Nachdem er die Erleuchtung erlangt hatte, ging er westwärts nach Migadaya (tib. Ri-dvags-kyi gnas, Skt. Mrgadava), dem Wildpark, der bei Isapatana (tib. Drang-srong lhung-ba, Skt. Rshipatana) liegt, dem heutigen Sarnath, das sich wiederum gleich außerhalb von Varanasi befindet. König Pasenadi hatte das Gebiet nördlich des Ganges als Teil der Aussteuer an Magadha abgegeben, als er seine Schwester Devi zur Hochzeit mit dem König Bimbisara fort gab. Der Buddha verbrachte die Regenzeit mit seinen fünf Begleitern im Wildpark und bald versammelten sich eine kleine Anzahl von Jüngern, die eine zölibatär lebende Gemeinschaft bildeten, um die er sich kümmern musste.

Ein Adliger aus der Licchavi-Dynastie namens Mahali aus Vesali hörte vom Buddha und schlug dem König Bimbisara vor, ihn nach Magadha einzuladen. Nach der Monsunzeit kehrten der Buddha und seine stetig anwachsende Gemeinschaft nach Osten zur Hauptstadt Magadahs – also nach Rajagaha – zurück. König Bimbisara war von Buddhas Lehren beeindruckt und bot ihm einen nicht mehr verwendeten Park an, der „Veluvana” (tib. ‘Od-ma’i tshal, Skt. Venuvana) bzw. „Bambushain” genannt wurde. In diesem Bambushain konnten der Buddha und seine Gemeinschaft sich während der Regenzeit aufhalten.

Bald traten Sariputta (tib. Sha-ri’i bu, Skt. Shariputra) und Moggallana (tib. Mo’u dgal-gyi bu, Skt. Maudgalyayana), die beiden Hauptschüler eines bekannten einheimischen Gurus, der Gemeinschaft des Buddha bei. Später wurden sie zu den engsten Schülern des Buddha. Sariputta bat den Buddha darum, Gelübde für die wachsende monastische Gemeinschaft zu formulieren, und König Bimbisara schlug vor, dass die Gemeinschaft einige der Bräuche anderer spiritueller Gruppen, wie etwa von den Jaina (Dschaina), übernehmen sollte. Im Speziellen empfahl der König, dass sie wöchentliche Versammlungen (tib. gso-sbyong, Skt. uposhadha) abhalten sollten, um die Unterweisungen zu diskutieren. Der Buddha war damit einverstanden.
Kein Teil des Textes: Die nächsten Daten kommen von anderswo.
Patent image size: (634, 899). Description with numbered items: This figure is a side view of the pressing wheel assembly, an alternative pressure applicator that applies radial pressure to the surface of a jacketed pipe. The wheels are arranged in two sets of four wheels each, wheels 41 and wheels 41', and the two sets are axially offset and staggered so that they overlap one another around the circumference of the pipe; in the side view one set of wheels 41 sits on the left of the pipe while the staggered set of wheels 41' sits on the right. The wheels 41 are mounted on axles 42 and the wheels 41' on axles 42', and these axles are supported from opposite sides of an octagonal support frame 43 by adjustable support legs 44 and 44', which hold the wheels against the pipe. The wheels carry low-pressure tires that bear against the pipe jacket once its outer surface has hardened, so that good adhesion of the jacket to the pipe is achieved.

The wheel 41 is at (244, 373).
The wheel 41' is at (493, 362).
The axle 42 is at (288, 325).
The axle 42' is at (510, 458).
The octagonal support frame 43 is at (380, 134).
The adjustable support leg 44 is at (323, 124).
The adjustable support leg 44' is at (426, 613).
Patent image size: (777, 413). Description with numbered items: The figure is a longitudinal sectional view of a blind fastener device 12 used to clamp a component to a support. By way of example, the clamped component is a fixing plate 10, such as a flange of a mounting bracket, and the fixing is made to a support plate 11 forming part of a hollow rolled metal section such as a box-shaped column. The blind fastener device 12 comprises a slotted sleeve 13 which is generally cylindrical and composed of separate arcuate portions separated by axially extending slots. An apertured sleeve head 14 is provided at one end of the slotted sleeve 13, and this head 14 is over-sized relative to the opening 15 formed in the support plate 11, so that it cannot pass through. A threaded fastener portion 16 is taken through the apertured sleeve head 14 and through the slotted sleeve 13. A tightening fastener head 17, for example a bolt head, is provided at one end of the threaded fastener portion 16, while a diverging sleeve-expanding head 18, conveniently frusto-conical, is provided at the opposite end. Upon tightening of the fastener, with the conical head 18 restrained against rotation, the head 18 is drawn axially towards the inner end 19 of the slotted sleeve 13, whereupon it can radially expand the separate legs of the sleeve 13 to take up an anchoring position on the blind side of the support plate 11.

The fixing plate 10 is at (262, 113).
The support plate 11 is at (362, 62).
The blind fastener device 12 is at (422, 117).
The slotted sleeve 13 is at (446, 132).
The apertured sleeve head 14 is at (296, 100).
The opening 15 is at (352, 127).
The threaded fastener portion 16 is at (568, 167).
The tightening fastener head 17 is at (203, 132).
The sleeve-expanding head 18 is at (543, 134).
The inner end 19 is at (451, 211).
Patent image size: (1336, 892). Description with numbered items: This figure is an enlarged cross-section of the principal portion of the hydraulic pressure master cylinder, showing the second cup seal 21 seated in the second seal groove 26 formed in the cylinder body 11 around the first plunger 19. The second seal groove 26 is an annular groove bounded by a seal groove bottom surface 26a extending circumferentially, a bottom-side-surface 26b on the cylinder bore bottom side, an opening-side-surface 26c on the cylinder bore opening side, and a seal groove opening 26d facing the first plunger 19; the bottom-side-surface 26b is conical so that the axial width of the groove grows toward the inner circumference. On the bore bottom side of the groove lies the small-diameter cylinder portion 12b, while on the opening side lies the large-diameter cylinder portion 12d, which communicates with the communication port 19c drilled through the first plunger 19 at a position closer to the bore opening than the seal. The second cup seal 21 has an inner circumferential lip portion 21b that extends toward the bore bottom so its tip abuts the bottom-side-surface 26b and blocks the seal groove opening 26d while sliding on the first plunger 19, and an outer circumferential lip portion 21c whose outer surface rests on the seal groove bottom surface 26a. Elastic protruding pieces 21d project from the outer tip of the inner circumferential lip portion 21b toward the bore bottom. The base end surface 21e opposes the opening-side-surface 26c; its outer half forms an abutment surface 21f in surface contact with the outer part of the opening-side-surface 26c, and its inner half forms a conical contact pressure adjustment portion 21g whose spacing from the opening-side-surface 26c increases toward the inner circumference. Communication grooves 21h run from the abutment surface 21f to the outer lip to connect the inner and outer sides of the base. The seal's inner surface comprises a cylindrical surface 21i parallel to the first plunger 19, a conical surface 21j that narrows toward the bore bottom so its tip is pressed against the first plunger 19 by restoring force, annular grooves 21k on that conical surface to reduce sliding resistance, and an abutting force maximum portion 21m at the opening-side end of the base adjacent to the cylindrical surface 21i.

Eines Tages kam Anathapindika (tib. dGon-med zas-sbyin, Skt. Anathapindada), ein reicher Bankier aus Savatthi, der Hauptstadt Kosalas, geschäftlich nach Rajagaha. Vom Buddha beeindruckt bot er ihm einen Ort an, an dem er die Regenzeit in Savatthi, der Hauptstadt von König Pasenadi, verbringen könne. Kurz darauf zogen der Buddha und seine Mönche nach Kosala; es dauerte jedoch einige Jahre, bevor Anathapindika ihnen tatsächlich einen geeigneten Ort zum Bleiben anbieten konnte.

In der Zwischenzeit kehrte Buddha nach Kapilavatthu zurück, um seine Familie zu besuchen. Sein Vater Suddhodana wurde schnell ein Anhänger des Buddha und sein achtjähriger Sohn Rahula trat dem Orden als Novize bei. In den folgenden Jahren traten auch zahlreiche Adlige aus Sakiya dem Orden bei, so auch Buddhas Cousins Ananda (tib. Kun dga’-bo, Skt. Ananda), Anuruddha (tib. Ma-‘gag-pa, Skt. Anuruddha) und Devadatta. Auch Nanda (tib. dGa’-bo, Skt. Nanda), der Halbbruder des Buddha, trat dem Orden bei. Nanda war auch als „Sundarananda” (tib. mDzes-dga’, Skt. Sundarinanda), „schöner Nanda” bekannt.

Auch des Buddhas Stiefmutter und Tante Pajapati bat darum, der wachsenden Gemeinschaft beitreten zu dürfen; aber zunächst wies der Buddha ihre Bitte zurück. Sie ließ sich jedoch nicht entmutigen, rasierte sich trotzdem die Haare vom Kopf, zog eine gelbe Robe an und folgte dem Buddha mit einer großen Gruppe von Frauen. Pajapati bat den Buddha wiederholt um Ordination, aber der Buddha verweigerte ihr die Ordination auch ein zweites und ein drittes Mal. Schlussendlich – einige Jahre bevor Buddha starb – mischte sich Ananda ein und bat noch einmal darum, dass die Frauen dem Orden beitreten dürften; und schließlich stimmte der Buddha der Bitte zu, die Frauen zu ordinieren. Die Ordinationen fanden in Vesali, in der Republik Vajji, statt, und konstituierten den Beginn des Nonnenordens in der buddhistischen Tradition.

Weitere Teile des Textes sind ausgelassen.